American television meteorologist

David Bernard (born 1969) is a former American television meteorologist who worked for WVUE-TV in New Orleans, Louisiana. He previously worked for CBS News and television stations in Miami, Florida, and Tulsa, Oklahoma.

== Early life and career ==
Bernard is a native of Houston, Texas. He graduated from the University of Texas at Austin and attended Mississippi State University.

In 1993, he began his career in television meteorology forecasting in the Tornado Alley region of the Texas Panhandle and Oklahoma. Bernard first worked at television stations KZTV in Corpus Christi, Texas and KVII in Amarillo, Texas.

He then began work at Tulsa, Oklahoma TV station KJRH in 1994 where he was the meteorologist for the morning and midday news programs.

== New Orleans and Miami ==
Bernard moved to WWL-TV in New Orleans, Louisiana in 1997. He was the meteorologist for the morning news programs at the station for eight years.

For his coverage of Hurricane Ivan in 2004, Bernard earned critical praise from Dave Walker, TV columnist for the New Orleans Times-Picayune. Walker wrote: “Nuts-and-bolts when he needed to be, Bernard presented potentially terrifying facts with palpable tranquility, and added comprehendible meteorological context to the public-safety discussion. Cool and correct but mostly cool, he was the ideal guide through a few threatening days.”

In the summer of 2005, Bernard left WWL for a new position at Miami TV station WFOR, a CBS affiliate. Six weeks after his departure from New Orleans, he was sent back to New Orleans to cover the aftermath of Hurricane Katrina.

He was named CBS News national hurricane consultant in 2008. He covered hurricanes Gustav, Ike, Isaac, Irene and Sandy for the network on the CBS Evening News, CBS This Morning, Face The Nation and CBS Sunday Morning.

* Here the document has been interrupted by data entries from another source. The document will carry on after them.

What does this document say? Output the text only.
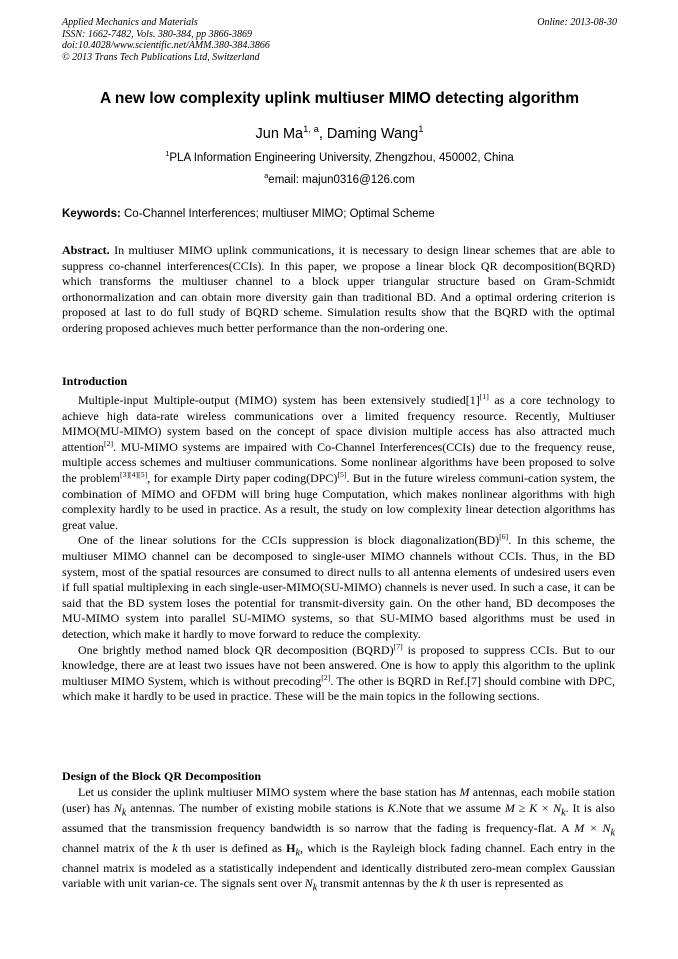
Applied Mechanics and Materials
ISSN: 1662-7482, Vols. 380-384, pp 3866-3869
doi:10.4028/www.scientific.net/AMM.380-384.3866
© 2013 Trans Tech Publications Ltd, Switzerland
Online: 2013-08-30
A new low complexity uplink multiuser MIMO detecting algorithm
Jun Ma$^{1, a}$, Daming Wang$^1$
$^1$PLA Information Engineering University, Zhengzhou, 450002, China
$^a$email: majun0316@126.com
Keywords: Co-Channel Interferences; multiuser MIMO; Optimal Scheme
Abstract. In multiuser MIMO uplink communications, it is necessary to design linear schemes that are able to suppress co-channel interferences(CCIs). In this paper, we propose a linear block QR decomposition(BQRD) which transforms the multiuser channel to a block upper triangular structure based on Gram-Schmidt orthonormalization and can obtain more diversity gain than traditional BD. And a optimal ordering criterion is proposed at last to do full study of BQRD scheme. Simulation results show that the BQRD with the optimal ordering proposed achieves much better performance than the non-ordering one.
Introduction

Multiple-input Multiple-output (MIMO) system has been extensively studied[1][1] as a core technology to achieve high data-rate wireless communications over a limited frequency resource. Recently, Multiuser MIMO(MU-MIMO) system based on the concept of space division multiple access has also attracted much attention[2]. MU-MIMO systems are impaired with Co-Channel Interferences(CCIs) due to the frequency reuse, multiple access schemes and multiuser communications. Some nonlinear algorithms have been proposed to solve the problem[3][4][5], for example Dirty paper coding(DPC)[5]. But in the future wireless communi-cation system, the combination of MIMO and OFDM will bring huge Computation, which makes nonlinear algorithms with high complexity hardly to be used in practice. As a result, the study on low complexity linear detection algorithms has great value.

One of the linear solutions for the CCIs suppression is block diagonalization(BD)[6]. In this scheme, the multiuser MIMO channel can be decomposed to single-user MIMO channels without CCIs. Thus, in the BD system, most of the spatial resources are consumed to direct nulls to all antenna elements of undesired users even if full spatial multiplexing in each single-user-MIMO(SU-MIMO) channels is never used. In such a case, it can be said that the BD system loses the potential for transmit-diversity gain. On the other hand, BD decomposes the MU-MIMO system into parallel SU-MIMO systems, so that SU-MIMO based algorithms must be used in detection, which make it hardly to move forward to reduce the complexity.

One brightly method named block QR decomposition (BQRD)[7] is proposed to suppress CCIs. But to our knowledge, there are at least two issues have not been answered. One is how to apply this algorithm to the uplink multiuser MIMO System, which is without precoding[2]. The other is BQRD in Ref.[7] should combine with DPC, which make it hardly to be used in practice. These will be the main topics in the following sections.

Design of the Block QR Decomposition

Let us consider the uplink multiuser MIMO system where the base station has M antennas, each mobile station (user) has $N_k$ antennas. The number of existing mobile stations is K.Note that we assume $M \ge K \times N_k$. It is also assumed that the transmission frequency bandwidth is so narrow that the fading is frequency-flat. A $M \times N_k$ channel matrix of the k th user is defined as $H_k$, which is the Rayleigh block fading channel. Each entry in the channel matrix is modeled as a statistically independent and identically distributed zero-mean complex Gaussian variable with unit varian-ce. The signals sent over $N_k$ transmit antennas by the k th user is represented as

In 2015, Bernard returned to New Orleans working for WVUE-TV. Several months later, he was named chief meteorologist. On Oct. 25, 2022, it was announced that he would be "leaving FOX 8 to pursue new passion".

== Accreditation and honors ==
Bernard is a member of the American Meteorological Society and National Weather Association. He is a Certified Broadcast Meteorologist and former member of the AMS board of broadcast meteorology.

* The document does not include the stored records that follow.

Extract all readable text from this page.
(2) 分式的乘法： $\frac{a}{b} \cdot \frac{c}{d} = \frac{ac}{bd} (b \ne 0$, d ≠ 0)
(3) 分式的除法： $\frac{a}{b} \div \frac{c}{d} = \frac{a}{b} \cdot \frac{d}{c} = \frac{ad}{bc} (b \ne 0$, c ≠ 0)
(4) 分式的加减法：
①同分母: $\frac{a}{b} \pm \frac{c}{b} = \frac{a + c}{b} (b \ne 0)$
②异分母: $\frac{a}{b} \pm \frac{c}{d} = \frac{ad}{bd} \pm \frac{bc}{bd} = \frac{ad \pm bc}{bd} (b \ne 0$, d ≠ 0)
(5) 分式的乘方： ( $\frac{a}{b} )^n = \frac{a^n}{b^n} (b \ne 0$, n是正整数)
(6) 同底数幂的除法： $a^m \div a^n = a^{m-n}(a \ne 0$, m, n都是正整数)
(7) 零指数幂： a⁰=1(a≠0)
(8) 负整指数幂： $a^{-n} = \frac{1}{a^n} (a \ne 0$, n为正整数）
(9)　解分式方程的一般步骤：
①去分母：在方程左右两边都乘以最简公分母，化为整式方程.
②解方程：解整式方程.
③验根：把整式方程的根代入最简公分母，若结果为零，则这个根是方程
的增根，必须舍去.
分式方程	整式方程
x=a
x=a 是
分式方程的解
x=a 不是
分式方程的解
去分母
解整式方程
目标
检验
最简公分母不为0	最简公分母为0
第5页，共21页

In 2018, Bernard won first prize for best weather anchor and best weathercast in the Louisiana-Mississippi Associated Press competition. The Press Club of New Orleans awarded Bernard the first prize for best weathercast in 2019, 2020, 2021 and 2022.

Bernard was named one of 2021's most influential New Orleanians by New Orleans Adore magazine.

== Personal life ==
In 2019, Bernard married longtime partner Charles Urstadt in New Orleans. Urstadt is a real estate investor and chairman of the Ogden Museum of Southern Art.